Chevron refinery in Richmond cited for rotten egg smell

Wednesday, May 17, 2017
This photo shows the Chevron refinery in Richmond, Calif. on Wednesday, May 17, 2017.
This photo shows the Chevron refinery in Richmond, Calif. on Wednesday, May 17, 2017.

RICHMOND, Calif. -- The Bay Area Air Quality Management District has issued four violations to the Chevron refinery in Richmond over a flaring incident in December that led to dozens of complaints about a foul odor.

At least 69 reports were made to PG&E on Dec. 28 and 29. The utility asks customers to notify them of rotten egg or sulfur smells since those scents may indicate the presence of a gas leak.

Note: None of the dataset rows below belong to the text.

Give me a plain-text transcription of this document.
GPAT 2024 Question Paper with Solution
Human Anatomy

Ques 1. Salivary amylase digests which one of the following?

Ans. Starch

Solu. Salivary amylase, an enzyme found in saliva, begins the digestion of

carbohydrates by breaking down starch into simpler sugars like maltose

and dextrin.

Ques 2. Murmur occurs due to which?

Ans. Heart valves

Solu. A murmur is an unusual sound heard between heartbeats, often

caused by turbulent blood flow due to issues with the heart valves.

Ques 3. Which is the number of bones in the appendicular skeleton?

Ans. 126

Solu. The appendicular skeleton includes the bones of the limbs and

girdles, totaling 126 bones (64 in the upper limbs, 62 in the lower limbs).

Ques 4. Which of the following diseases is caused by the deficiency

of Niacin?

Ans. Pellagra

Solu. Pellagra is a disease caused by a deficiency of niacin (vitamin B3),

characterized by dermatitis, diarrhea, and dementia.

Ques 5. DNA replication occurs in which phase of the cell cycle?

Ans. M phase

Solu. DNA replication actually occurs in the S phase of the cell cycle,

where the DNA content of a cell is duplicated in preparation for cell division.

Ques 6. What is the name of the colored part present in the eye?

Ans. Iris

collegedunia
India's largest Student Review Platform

Investigators focused their efforts on the refinery as well as a wastewater treatment plant in Richmond and landfills as possible sources of the odor, which smelled like rotten eggs. They also analyzed weather data and air quality monitors near the refinery.

Ultimately, the district issued the refinery two citations for excess levels of hydrogen sulfide detected by ground-level monitoring equipment and two violations for creating a public nuisance.

"This incident caused widespread concern throughout San Francisco and Richmond and was investigated thoroughly by the Air District as well as Contra Costa County Department of Health Services," executive officer Jack Broadbent said in a statement.

"In addition to being cited for this incident, Chevron will be required to make changes to their operations to ensure it doesn't happen again," Broadbent said.

Fines and other penalties have not yet been determined, but district officials said they intend to seek the maximum penalties available.

Officials at Chevron were not immediately available to comment on the issuing of the violations.

Read Chevron's full statement below:

We are aware of the Bay Area Air Quality Management District's conclusion that flaring activity at the Chevron Richmond Refinery contributed to the odors detected in San Francisco on December 28 and 29. This is a complex issue, but given the small amount of H2S released, the 11-mile distance across the Bay, and the wide geography of the odor complaints, we believe it is unlikely that the flaring was the source of the odors.